A: Most of the training will take place at Gagarin Research and Test Cosmonaut Training Center (GCTC). The general programme for the astronaut-elects is for 12 months and includes comprehensive medical and biological training alongside physical training. They will also study in detail the systems of the Soyuz manned spaceship.
Also, they’ll be trained for the case of abnormal landing of the descent module in various climate and geography zones, i.e., if the descent module lands in marshy and/or forested terrain in winter, or in a river or sea. During the scheduled flights aboard the Il-76MDK aircraft they will be trained in short-term weightlessness modes...They’ll be trained to move and operate in the weightlessness environment.
Q: What will be some key things to make these pilots flight-ready?
A: Let me stress out that the Russian training programme is very tough and complex. All its elements are critically important, because only the combination of all aspects allows preparing a person for a spaceflight. Russia has a vast experience in manned spaceflight as well as in cosmonaut training programmes – all this contributes to the highest quality of the Indian astronaut-elects preparation process. Moreover, I am sure that our training programme is the best in the world and that the Indian candidates for a spaceflight will get the most out of it.

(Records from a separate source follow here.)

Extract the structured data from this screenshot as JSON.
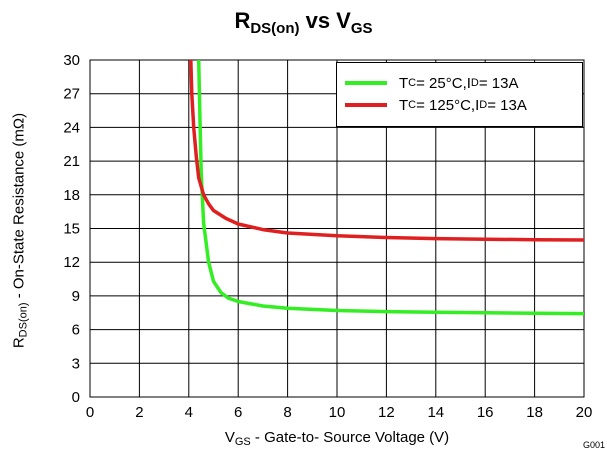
{
  "chart_data": {
    "type": "line",
    "title": {
      "main": "R",
      "sub": "DS(on)",
      "mid": " vs V",
      "sub2": "GS"
    },
    "xlabel": {
      "pre": "V",
      "sub": "GS",
      "post": " - Gate-to- Source Voltage (V)"
    },
    "ylabel": {
      "pre": "R",
      "sub": "DS(on)",
      "post": " - On-State Resistance  (mΩ)"
    },
    "xlim": [
      0,
      20
    ],
    "ylim": [
      0,
      30
    ],
    "x_ticks": [
      "0",
      "2",
      "4",
      "6",
      "8",
      "10",
      "12",
      "14",
      "16",
      "18",
      "20"
    ],
    "y_ticks": [
      "0",
      "3",
      "6",
      "9",
      "12",
      "15",
      "18",
      "21",
      "24",
      "27",
      "30"
    ],
    "grid": true,
    "legend_position": "top-right",
    "figure_code": "G001",
    "series": [
      {
        "name": {
          "a": "T",
          "asub": "C",
          "b": " = 25°C,I ",
          "bsub": "D",
          "c": " = 13A"
        },
        "color": "#33ee22",
        "x": [
          4.4,
          4.45,
          4.5,
          4.6,
          4.8,
          5.0,
          5.3,
          5.6,
          6.0,
          7.0,
          8.0,
          10.0,
          12.0,
          14.0,
          16.0,
          18.0,
          20.0
        ],
        "y": [
          30,
          25,
          20,
          15.5,
          12,
          10.3,
          9.3,
          8.8,
          8.5,
          8.1,
          7.9,
          7.7,
          7.6,
          7.55,
          7.5,
          7.45,
          7.42
        ]
      },
      {
        "name": {
          "a": "T",
          "asub": "C",
          "b": " = 125°C,I ",
          "bsub": "D",
          "c": " = 13A"
        },
        "color": "#e02020",
        "x": [
          4.08,
          4.12,
          4.2,
          4.3,
          4.4,
          4.6,
          4.8,
          5.0,
          5.5,
          6.0,
          7.0,
          8.0,
          10.0,
          12.0,
          14.0,
          16.0,
          18.0,
          20.0
        ],
        "y": [
          30,
          27,
          24,
          21.5,
          19.5,
          18,
          17.2,
          16.6,
          15.9,
          15.4,
          14.9,
          14.6,
          14.35,
          14.2,
          14.1,
          14.05,
          14.0,
          13.98
        ]
      }
    ]
  }
}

Q: Also, is Glavkosmos providing any other technology for Gaganyaan?
A: Last October Glavkosmos and the Human Space Flight Centre of Isro signed a contract for the feasibility study of using Russian flight components in the Gaganyaan life support and thermal control systems. The contract is implemented with the participation of Rocket and Space Corporation Energia. So far, I can tell that we will fulfill our contractual obligations in full scope. Currently, we are negotiating various aspects of cooperation, and we will let you know when the final agreements are reached.
Q: Are you in talks for future Indian human missions? Will you or GCTC help build the astronaut training center in Challakere?

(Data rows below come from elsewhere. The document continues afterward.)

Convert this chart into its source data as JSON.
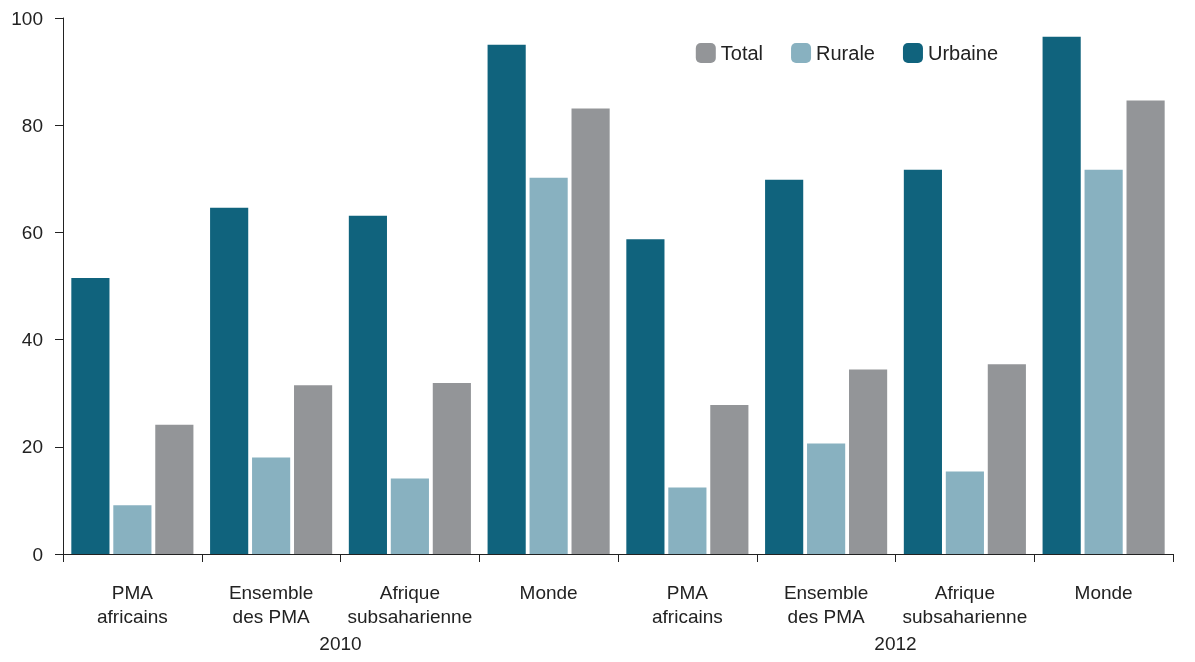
{
  "chart_data": {
    "type": "bar",
    "categories": [
      "PMA\nafricains",
      "Ensemble\ndes PMA",
      "Afrique\nsubsaharienne",
      "Monde",
      "PMA\nafricains",
      "Ensemble\ndes PMA",
      "Afrique\nsubsaharienne",
      "Monde"
    ],
    "series": [
      {
        "name": "Urbaine",
        "color": "#10637d",
        "values": [
          51.5,
          64.6,
          63.1,
          95,
          58.7,
          69.8,
          71.7,
          96.5
        ]
      },
      {
        "name": "Rurale",
        "color": "#88b1c0",
        "values": [
          9.1,
          18,
          14.1,
          70.2,
          12.4,
          20.6,
          15.4,
          71.7
        ]
      },
      {
        "name": "Total",
        "color": "#939598",
        "values": [
          24.1,
          31.5,
          31.9,
          83.1,
          27.8,
          34.4,
          35.4,
          84.6
        ]
      }
    ],
    "annotations": [
      "2010",
      "2012"
    ],
    "ylim": [
      0,
      100
    ],
    "yticks": [
      0,
      20,
      40,
      60,
      80,
      100
    ],
    "grid": false,
    "legend": "top right"
  }
}
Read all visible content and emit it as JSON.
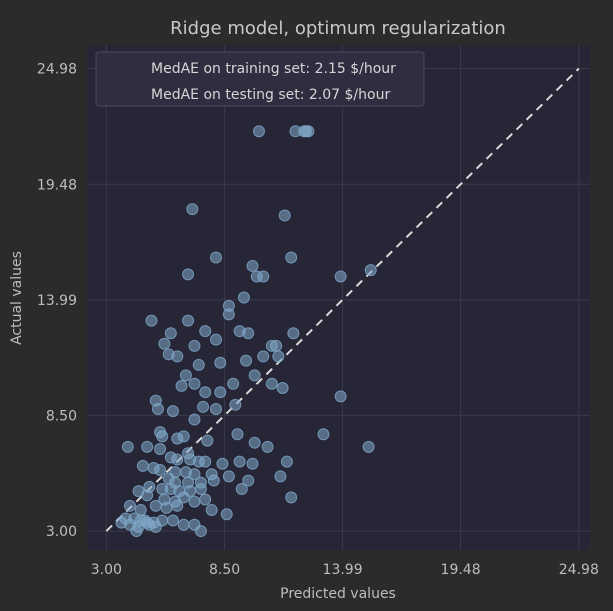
{
  "chart_data": {
    "type": "scatter",
    "title": "Ridge model, optimum regularization",
    "xlabel": "Predicted values",
    "ylabel": "Actual values",
    "xlim": [
      2.1,
      25.5
    ],
    "ylim": [
      2.1,
      26.1
    ],
    "xticks": [
      "3.00",
      "8.50",
      "13.99",
      "19.48",
      "24.98"
    ],
    "yticks": [
      "3.00",
      "8.50",
      "13.99",
      "19.48",
      "24.98"
    ],
    "grid": true,
    "legend_position": "top-left",
    "legend": [
      "MedAE on training set: 2.15 $/hour",
      "MedAE on testing set: 2.07 $/hour"
    ],
    "reference_line": {
      "style": "dashed",
      "from": [
        3.0,
        3.0
      ],
      "to": [
        24.98,
        24.98
      ]
    },
    "colors": {
      "background": "#2b2b2b",
      "plot_area": "#262636",
      "points": "#7fa8c9",
      "reference_line": "#d9d9d9",
      "grid": "#3a3a4c"
    },
    "points": [
      [
        10.1,
        22.0
      ],
      [
        11.8,
        22.0
      ],
      [
        12.2,
        22.0
      ],
      [
        12.4,
        22.0
      ],
      [
        12.3,
        22.0
      ],
      [
        7.0,
        18.3
      ],
      [
        11.3,
        18.0
      ],
      [
        11.6,
        16.0
      ],
      [
        8.1,
        16.0
      ],
      [
        9.8,
        15.6
      ],
      [
        10.0,
        15.1
      ],
      [
        10.3,
        15.1
      ],
      [
        6.8,
        15.2
      ],
      [
        13.9,
        15.1
      ],
      [
        15.3,
        15.4
      ],
      [
        9.4,
        14.1
      ],
      [
        8.7,
        13.7
      ],
      [
        5.1,
        13.0
      ],
      [
        6.8,
        13.0
      ],
      [
        8.7,
        13.3
      ],
      [
        6.0,
        12.4
      ],
      [
        7.6,
        12.5
      ],
      [
        9.2,
        12.5
      ],
      [
        9.6,
        12.4
      ],
      [
        11.7,
        12.4
      ],
      [
        5.7,
        11.9
      ],
      [
        7.1,
        11.8
      ],
      [
        8.1,
        12.1
      ],
      [
        6.3,
        11.3
      ],
      [
        10.3,
        11.3
      ],
      [
        10.7,
        11.8
      ],
      [
        10.9,
        11.8
      ],
      [
        11.0,
        11.3
      ],
      [
        5.9,
        11.4
      ],
      [
        7.3,
        10.9
      ],
      [
        8.3,
        11.0
      ],
      [
        9.5,
        11.1
      ],
      [
        6.7,
        10.4
      ],
      [
        7.1,
        10.0
      ],
      [
        6.5,
        9.9
      ],
      [
        8.9,
        10.0
      ],
      [
        9.9,
        10.4
      ],
      [
        10.7,
        10.0
      ],
      [
        11.2,
        9.8
      ],
      [
        5.3,
        9.2
      ],
      [
        7.6,
        9.6
      ],
      [
        8.3,
        9.6
      ],
      [
        13.9,
        9.4
      ],
      [
        5.4,
        8.8
      ],
      [
        6.1,
        8.7
      ],
      [
        7.5,
        8.9
      ],
      [
        8.1,
        8.8
      ],
      [
        9.0,
        9.0
      ],
      [
        7.1,
        8.3
      ],
      [
        5.5,
        7.7
      ],
      [
        5.6,
        7.5
      ],
      [
        6.3,
        7.4
      ],
      [
        6.6,
        7.5
      ],
      [
        7.7,
        7.3
      ],
      [
        9.1,
        7.6
      ],
      [
        13.1,
        7.6
      ],
      [
        4.0,
        7.0
      ],
      [
        4.9,
        7.0
      ],
      [
        5.5,
        6.9
      ],
      [
        6.8,
        6.7
      ],
      [
        6.0,
        6.5
      ],
      [
        6.3,
        6.4
      ],
      [
        6.9,
        6.4
      ],
      [
        7.3,
        6.3
      ],
      [
        7.6,
        6.3
      ],
      [
        8.4,
        6.2
      ],
      [
        9.2,
        6.3
      ],
      [
        9.9,
        7.2
      ],
      [
        10.5,
        7.0
      ],
      [
        15.2,
        7.0
      ],
      [
        4.7,
        6.1
      ],
      [
        5.2,
        6.0
      ],
      [
        5.5,
        5.9
      ],
      [
        6.2,
        5.8
      ],
      [
        6.7,
        5.8
      ],
      [
        7.1,
        5.7
      ],
      [
        7.9,
        5.7
      ],
      [
        9.8,
        6.2
      ],
      [
        11.4,
        6.3
      ],
      [
        5.9,
        5.5
      ],
      [
        6.2,
        5.3
      ],
      [
        6.8,
        5.3
      ],
      [
        7.4,
        5.3
      ],
      [
        8.0,
        5.4
      ],
      [
        8.7,
        5.6
      ],
      [
        9.6,
        5.4
      ],
      [
        11.1,
        5.6
      ],
      [
        4.5,
        4.9
      ],
      [
        5.0,
        5.1
      ],
      [
        5.6,
        5.0
      ],
      [
        6.0,
        5.0
      ],
      [
        6.4,
        4.9
      ],
      [
        6.9,
        4.9
      ],
      [
        7.4,
        5.0
      ],
      [
        9.3,
        5.0
      ],
      [
        4.9,
        4.7
      ],
      [
        5.7,
        4.5
      ],
      [
        6.2,
        4.4
      ],
      [
        6.6,
        4.6
      ],
      [
        7.1,
        4.4
      ],
      [
        7.6,
        4.5
      ],
      [
        11.6,
        4.6
      ],
      [
        4.1,
        4.2
      ],
      [
        4.6,
        4.0
      ],
      [
        5.3,
        4.2
      ],
      [
        5.8,
        4.1
      ],
      [
        6.3,
        4.2
      ],
      [
        7.9,
        4.0
      ],
      [
        8.6,
        3.8
      ],
      [
        3.9,
        3.6
      ],
      [
        4.3,
        3.6
      ],
      [
        4.8,
        3.5
      ],
      [
        5.2,
        3.4
      ],
      [
        5.6,
        3.5
      ],
      [
        6.1,
        3.5
      ],
      [
        6.6,
        3.3
      ],
      [
        7.1,
        3.3
      ],
      [
        3.7,
        3.4
      ],
      [
        4.1,
        3.3
      ],
      [
        4.5,
        3.2
      ],
      [
        4.9,
        3.4
      ],
      [
        5.3,
        3.2
      ],
      [
        7.4,
        3.0
      ],
      [
        4.4,
        3.0
      ],
      [
        4.6,
        3.5
      ],
      [
        5.0,
        3.3
      ]
    ]
  }
}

A: Glavkosmos is ready and looking forward to cooperation with India in future projects. If our partners from Isro consider it necessary, we will be ready to discuss issues related to assistance in constructing the Indian national cosmonaut training center, as well as questions related to training and preparation of its personnel.
Q: What does the Gaganyaan partnership mean in the context of a long-term human spaceflight alliance?
A: Russia and India share a long history of cooperation in space. The first Indian cosmonaut Rakesh Sharma flew aboard the Soviet Soyuz T-11 in 1984. His reply to a question about how India looks from space is known to the whole world: Saare Jahan se Accha – “Better than the whole world”.
Today we are working closely on Gaganyaan, which is important for both India and Russia; it can become a great example of our 21 st century cooperation. I know it for sure that we are just at the beginning of a long and glorious path to the stars and it will be much easier for our countries to walk this way together.